One of the strangest trends in scientific writing, and one that truly makes GG the Grumpy Geophysicist, is the shear inability of many authors to properly cite the existing literature.

Now in the old days you had to trundle down to the library and start going through annual indices, or following back citations in journal articles you knew about that were relevant.  You might have used Science Citation Index, which used to be shelves of bound (and for more recent years, paper bound) volumes to locate some other papers.  You could literally spend days in the library pawing through stuff to assemble a basic introduction to a paper, let alone seeing if there was anything specific to your study that you needed to know. And, amazingly, papers from that era by and large did a pretty good job of citing the existing literature.

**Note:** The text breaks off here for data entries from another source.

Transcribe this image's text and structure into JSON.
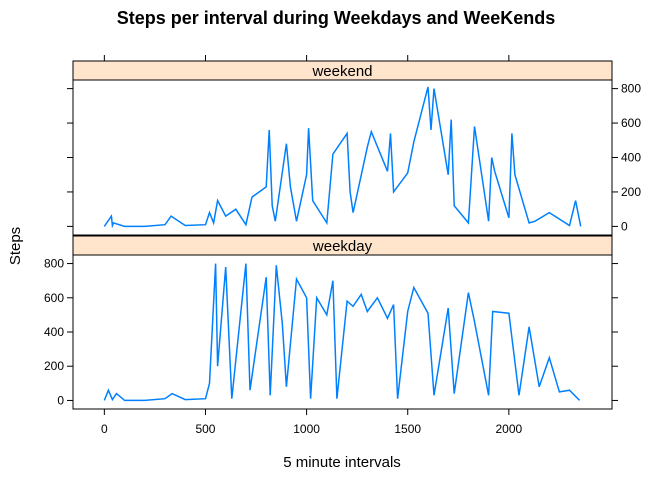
{
  "chart_data": {
    "type": "line",
    "title": "Steps per interval during Weekdays and WeeKends",
    "xlabel": "5 minute intervals",
    "ylabel": "Steps",
    "xlim": [
      -155,
      2510
    ],
    "ylim": [
      -50,
      850
    ],
    "xticks": [
      0,
      500,
      1000,
      1500,
      2000
    ],
    "yticks": [
      0,
      200,
      400,
      600,
      800
    ],
    "grid": false,
    "colors": {
      "line": "#0080ff",
      "strip": "#ffe5cc",
      "frame": "#000000"
    },
    "panels": [
      {
        "label": "weekend",
        "y_axis_side": "right",
        "series": [
          {
            "x": [
              0,
              35,
              40,
              45,
              100,
              200,
              300,
              330,
              400,
              500,
              520,
              540,
              560,
              600,
              650,
              700,
              730,
              800,
              815,
              830,
              845,
              900,
              920,
              950,
              1000,
              1010,
              1030,
              1100,
              1130,
              1200,
              1215,
              1230,
              1300,
              1320,
              1400,
              1415,
              1430,
              1500,
              1530,
              1600,
              1615,
              1630,
              1700,
              1715,
              1730,
              1800,
              1830,
              1900,
              1915,
              1930,
              2000,
              2015,
              2030,
              2100,
              2130,
              2200,
              2300,
              2330,
              2355
            ],
            "y": [
              0,
              60,
              5,
              20,
              0,
              0,
              10,
              60,
              5,
              10,
              80,
              20,
              150,
              60,
              100,
              10,
              170,
              230,
              560,
              120,
              30,
              480,
              230,
              30,
              300,
              570,
              150,
              20,
              420,
              540,
              200,
              80,
              460,
              550,
              320,
              540,
              200,
              310,
              490,
              810,
              560,
              800,
              300,
              620,
              120,
              20,
              580,
              30,
              400,
              320,
              50,
              540,
              300,
              20,
              30,
              80,
              5,
              150,
              0
            ]
          }
        ]
      },
      {
        "label": "weekday",
        "y_axis_side": "left",
        "series": [
          {
            "x": [
              0,
              20,
              40,
              60,
              100,
              200,
              300,
              335,
              400,
              500,
              520,
              550,
              560,
              600,
              630,
              700,
              720,
              800,
              820,
              850,
              880,
              900,
              950,
              1000,
              1020,
              1050,
              1100,
              1130,
              1150,
              1200,
              1230,
              1270,
              1300,
              1350,
              1400,
              1430,
              1450,
              1500,
              1530,
              1600,
              1630,
              1700,
              1730,
              1800,
              1830,
              1900,
              1920,
              2000,
              2050,
              2100,
              2150,
              2200,
              2250,
              2300,
              2350
            ],
            "y": [
              0,
              60,
              5,
              40,
              0,
              0,
              10,
              40,
              5,
              10,
              100,
              800,
              200,
              780,
              10,
              800,
              60,
              720,
              30,
              790,
              450,
              80,
              710,
              600,
              10,
              600,
              500,
              700,
              10,
              580,
              550,
              620,
              520,
              600,
              480,
              560,
              10,
              520,
              660,
              510,
              30,
              540,
              40,
              630,
              460,
              30,
              520,
              510,
              30,
              430,
              80,
              250,
              50,
              60,
              0
            ]
          }
        ]
      }
    ]
  }
}
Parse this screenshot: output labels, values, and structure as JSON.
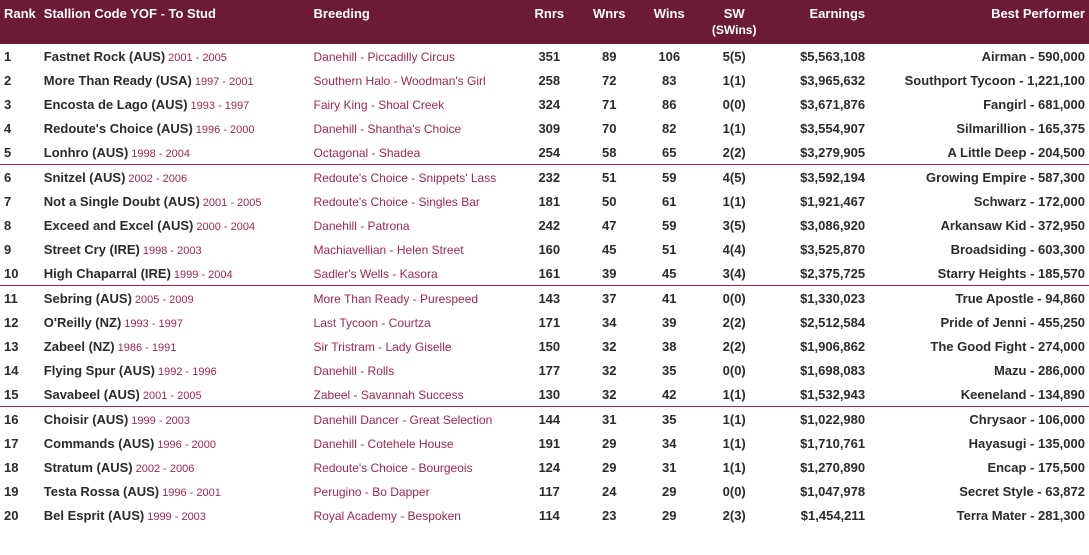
{
  "table": {
    "headers": {
      "rank": "Rank",
      "stallion": "Stallion Code YOF - To Stud",
      "breeding": "Breeding",
      "rnrs": "Rnrs",
      "wnrs": "Wnrs",
      "wins": "Wins",
      "sw": "SW",
      "sw_sub": "(SWins)",
      "earnings": "Earnings",
      "bestperf": "Best Performer"
    },
    "colors": {
      "header_bg": "#6d1a35",
      "header_text": "#ffffff",
      "accent_text": "#9a2a4a",
      "body_text": "#2b2b2b",
      "separator": "#9a2a4a"
    },
    "rows": [
      {
        "rank": "1",
        "name": "Fastnet Rock (AUS)",
        "years": "2001 - 2005",
        "breeding": "Danehill - Piccadilly Circus",
        "rnrs": "351",
        "wnrs": "89",
        "wins": "106",
        "sw": "5(5)",
        "earnings": "$5,563,108",
        "bestperf": "Airman - 590,000",
        "sep": false
      },
      {
        "rank": "2",
        "name": "More Than Ready (USA)",
        "years": "1997 - 2001",
        "breeding": "Southern Halo - Woodman's Girl",
        "rnrs": "258",
        "wnrs": "72",
        "wins": "83",
        "sw": "1(1)",
        "earnings": "$3,965,632",
        "bestperf": "Southport Tycoon - 1,221,100",
        "sep": false
      },
      {
        "rank": "3",
        "name": "Encosta de Lago (AUS)",
        "years": "1993 - 1997",
        "breeding": "Fairy King - Shoal Creek",
        "rnrs": "324",
        "wnrs": "71",
        "wins": "86",
        "sw": "0(0)",
        "earnings": "$3,671,876",
        "bestperf": "Fangirl - 681,000",
        "sep": false
      },
      {
        "rank": "4",
        "name": "Redoute's Choice (AUS)",
        "years": "1996 - 2000",
        "breeding": "Danehill - Shantha's Choice",
        "rnrs": "309",
        "wnrs": "70",
        "wins": "82",
        "sw": "1(1)",
        "earnings": "$3,554,907",
        "bestperf": "Silmarillion - 165,375",
        "sep": false
      },
      {
        "rank": "5",
        "name": "Lonhro (AUS)",
        "years": "1998 - 2004",
        "breeding": "Octagonal - Shadea",
        "rnrs": "254",
        "wnrs": "58",
        "wins": "65",
        "sw": "2(2)",
        "earnings": "$3,279,905",
        "bestperf": "A Little Deep - 204,500",
        "sep": true
      },
      {
        "rank": "6",
        "name": "Snitzel (AUS)",
        "years": "2002 - 2006",
        "breeding": "Redoute's Choice - Snippets' Lass",
        "rnrs": "232",
        "wnrs": "51",
        "wins": "59",
        "sw": "4(5)",
        "earnings": "$3,592,194",
        "bestperf": "Growing Empire - 587,300",
        "sep": false
      },
      {
        "rank": "7",
        "name": "Not a Single Doubt (AUS)",
        "years": "2001 - 2005",
        "breeding": "Redoute's Choice - Singles Bar",
        "rnrs": "181",
        "wnrs": "50",
        "wins": "61",
        "sw": "1(1)",
        "earnings": "$1,921,467",
        "bestperf": "Schwarz - 172,000",
        "sep": false
      },
      {
        "rank": "8",
        "name": "Exceed and Excel (AUS)",
        "years": "2000 - 2004",
        "breeding": "Danehill - Patrona",
        "rnrs": "242",
        "wnrs": "47",
        "wins": "59",
        "sw": "3(5)",
        "earnings": "$3,086,920",
        "bestperf": "Arkansaw Kid - 372,950",
        "sep": false
      },
      {
        "rank": "9",
        "name": "Street Cry (IRE)",
        "years": "1998 - 2003",
        "breeding": "Machiavellian - Helen Street",
        "rnrs": "160",
        "wnrs": "45",
        "wins": "51",
        "sw": "4(4)",
        "earnings": "$3,525,870",
        "bestperf": "Broadsiding - 603,300",
        "sep": false
      },
      {
        "rank": "10",
        "name": "High Chaparral (IRE)",
        "years": "1999 - 2004",
        "breeding": "Sadler's Wells - Kasora",
        "rnrs": "161",
        "wnrs": "39",
        "wins": "45",
        "sw": "3(4)",
        "earnings": "$2,375,725",
        "bestperf": "Starry Heights - 185,570",
        "sep": true
      },
      {
        "rank": "11",
        "name": "Sebring (AUS)",
        "years": "2005 - 2009",
        "breeding": "More Than Ready - Purespeed",
        "rnrs": "143",
        "wnrs": "37",
        "wins": "41",
        "sw": "0(0)",
        "earnings": "$1,330,023",
        "bestperf": "True Apostle - 94,860",
        "sep": false
      },
      {
        "rank": "12",
        "name": "O'Reilly (NZ)",
        "years": "1993 - 1997",
        "breeding": "Last Tycoon - Courtza",
        "rnrs": "171",
        "wnrs": "34",
        "wins": "39",
        "sw": "2(2)",
        "earnings": "$2,512,584",
        "bestperf": "Pride of Jenni - 455,250",
        "sep": false
      },
      {
        "rank": "13",
        "name": "Zabeel (NZ)",
        "years": "1986 - 1991",
        "breeding": "Sir Tristram - Lady Giselle",
        "rnrs": "150",
        "wnrs": "32",
        "wins": "38",
        "sw": "2(2)",
        "earnings": "$1,906,862",
        "bestperf": "The Good Fight - 274,000",
        "sep": false
      },
      {
        "rank": "14",
        "name": "Flying Spur (AUS)",
        "years": "1992 - 1996",
        "breeding": "Danehill - Rolls",
        "rnrs": "177",
        "wnrs": "32",
        "wins": "35",
        "sw": "0(0)",
        "earnings": "$1,698,083",
        "bestperf": "Mazu - 286,000",
        "sep": false
      },
      {
        "rank": "15",
        "name": "Savabeel (AUS)",
        "years": "2001 - 2005",
        "breeding": "Zabeel - Savannah Success",
        "rnrs": "130",
        "wnrs": "32",
        "wins": "42",
        "sw": "1(1)",
        "earnings": "$1,532,943",
        "bestperf": "Keeneland - 134,890",
        "sep": true
      },
      {
        "rank": "16",
        "name": "Choisir (AUS)",
        "years": "1999 - 2003",
        "breeding": "Danehill Dancer - Great Selection",
        "rnrs": "144",
        "wnrs": "31",
        "wins": "35",
        "sw": "1(1)",
        "earnings": "$1,022,980",
        "bestperf": "Chrysaor - 106,000",
        "sep": false
      },
      {
        "rank": "17",
        "name": "Commands (AUS)",
        "years": "1996 - 2000",
        "breeding": "Danehill - Cotehele House",
        "rnrs": "191",
        "wnrs": "29",
        "wins": "34",
        "sw": "1(1)",
        "earnings": "$1,710,761",
        "bestperf": "Hayasugi - 135,000",
        "sep": false
      },
      {
        "rank": "18",
        "name": "Stratum (AUS)",
        "years": "2002 - 2006",
        "breeding": "Redoute's Choice - Bourgeois",
        "rnrs": "124",
        "wnrs": "29",
        "wins": "31",
        "sw": "1(1)",
        "earnings": "$1,270,890",
        "bestperf": "Encap - 175,500",
        "sep": false
      },
      {
        "rank": "19",
        "name": "Testa Rossa (AUS)",
        "years": "1996 - 2001",
        "breeding": "Perugino - Bo Dapper",
        "rnrs": "117",
        "wnrs": "24",
        "wins": "29",
        "sw": "0(0)",
        "earnings": "$1,047,978",
        "bestperf": "Secret Style - 63,872",
        "sep": false
      },
      {
        "rank": "20",
        "name": "Bel Esprit (AUS)",
        "years": "1999 - 2003",
        "breeding": "Royal Academy - Bespoken",
        "rnrs": "114",
        "wnrs": "23",
        "wins": "29",
        "sw": "2(3)",
        "earnings": "$1,454,211",
        "bestperf": "Terra Mater - 281,300",
        "sep": false
      }
    ]
  }
}
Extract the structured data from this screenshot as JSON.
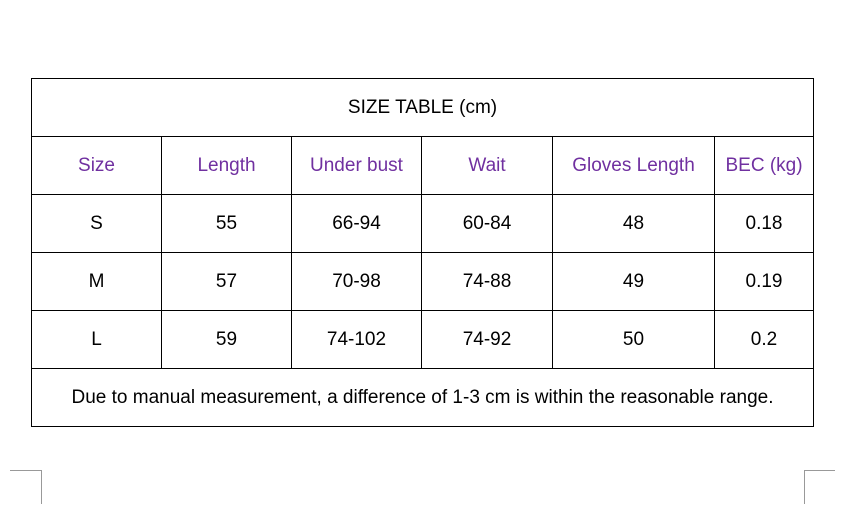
{
  "table": {
    "title": "SIZE TABLE (cm)",
    "headers": [
      "Size",
      "Length",
      "Under bust",
      "Wait",
      "Gloves Length",
      "BEC (kg)"
    ],
    "rows": [
      [
        "S",
        "55",
        "66-94",
        "60-84",
        "48",
        "0.18"
      ],
      [
        "M",
        "57",
        "70-98",
        "74-88",
        "49",
        "0.19"
      ],
      [
        "L",
        "59",
        "74-102",
        "74-92",
        "50",
        "0.2"
      ]
    ],
    "note": "Due to manual measurement, a difference of 1-3 cm is within the reasonable range."
  }
}
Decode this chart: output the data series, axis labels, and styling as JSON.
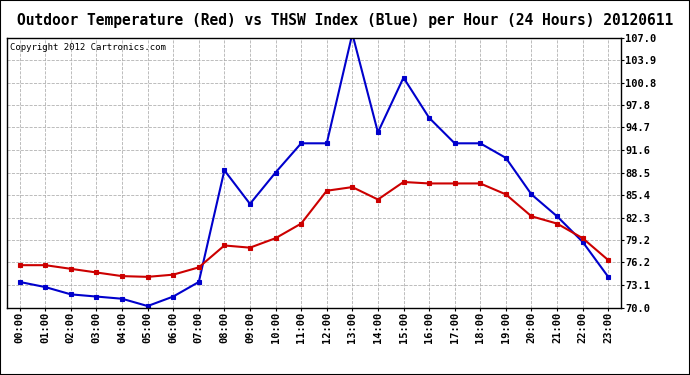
{
  "title": "Outdoor Temperature (Red) vs THSW Index (Blue) per Hour (24 Hours) 20120611",
  "copyright": "Copyright 2012 Cartronics.com",
  "hours": [
    "00:00",
    "01:00",
    "02:00",
    "03:00",
    "04:00",
    "05:00",
    "06:00",
    "07:00",
    "08:00",
    "09:00",
    "10:00",
    "11:00",
    "12:00",
    "13:00",
    "14:00",
    "15:00",
    "16:00",
    "17:00",
    "18:00",
    "19:00",
    "20:00",
    "21:00",
    "22:00",
    "23:00"
  ],
  "red_temp": [
    75.8,
    75.8,
    75.3,
    74.8,
    74.3,
    74.2,
    74.5,
    75.5,
    78.5,
    78.2,
    79.5,
    81.5,
    86.0,
    86.5,
    84.8,
    87.2,
    87.0,
    87.0,
    87.0,
    85.5,
    82.5,
    81.5,
    79.5,
    76.5
  ],
  "blue_thsw": [
    73.5,
    72.8,
    71.8,
    71.5,
    71.2,
    70.2,
    71.5,
    73.5,
    88.8,
    84.2,
    88.5,
    92.5,
    92.5,
    107.5,
    94.0,
    101.5,
    96.0,
    92.5,
    92.5,
    90.5,
    85.5,
    82.5,
    79.0,
    74.2
  ],
  "ylim": [
    70.0,
    107.0
  ],
  "yticks": [
    70.0,
    73.1,
    76.2,
    79.2,
    82.3,
    85.4,
    88.5,
    91.6,
    94.7,
    97.8,
    100.8,
    103.9,
    107.0
  ],
  "red_color": "#cc0000",
  "blue_color": "#0000cc",
  "bg_color": "#ffffff",
  "grid_color": "#aaaaaa",
  "title_fontsize": 10.5,
  "copyright_fontsize": 6.5,
  "tick_fontsize": 7.5
}
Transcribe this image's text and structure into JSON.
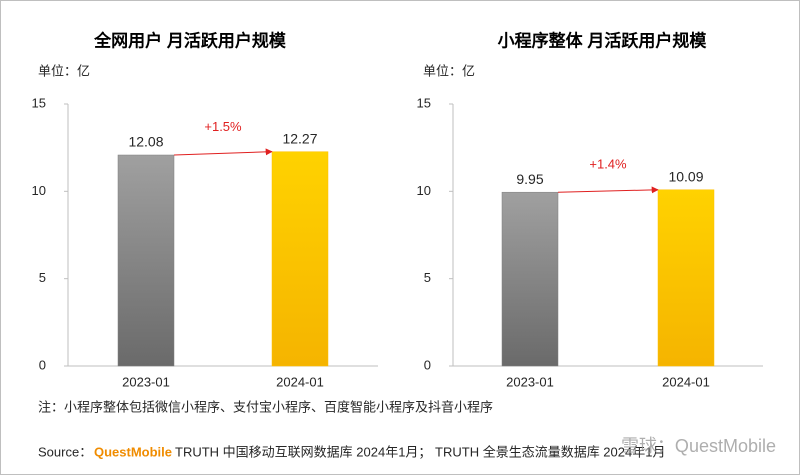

Today, in contrast, you can sit in a coffeshop a thousand miles from a decent library and view and download papers to your heart’s content. Science Citation Index is online (if you or your institution have a subscription); in an hour you can troll up and down citation lists to see how some idea or place or analysis has originated and evolved through the literature. And yet a lot of recent manuscripts (and, sadly, published papers) come along citing the wrong papers, or citing recent review papers rather than the relevant original literature, or, amazingly, missing critical pieces of the literature.  Or, even more crucially, totally misrepresenting what some older papers said. How is this possible? Sometimes it feels as though Wikipedia pages on obscure geologic concepts are better researched than professional papers. The only defense, and it is a feeble one, is that the size of the literature has grown enormously.  Maybe so, but that really only excuses missing the more recent papers, which seems less of a problem.

So, please, read those papers to see what they really said.  And figure out where relevant observations and ideas originated. Sometimes you’ll be surprised to learn that the paper everybody cites doesn’t say what everybody wants it to say…and occasionally you’ll realize there is something misunderstood that you can now understand.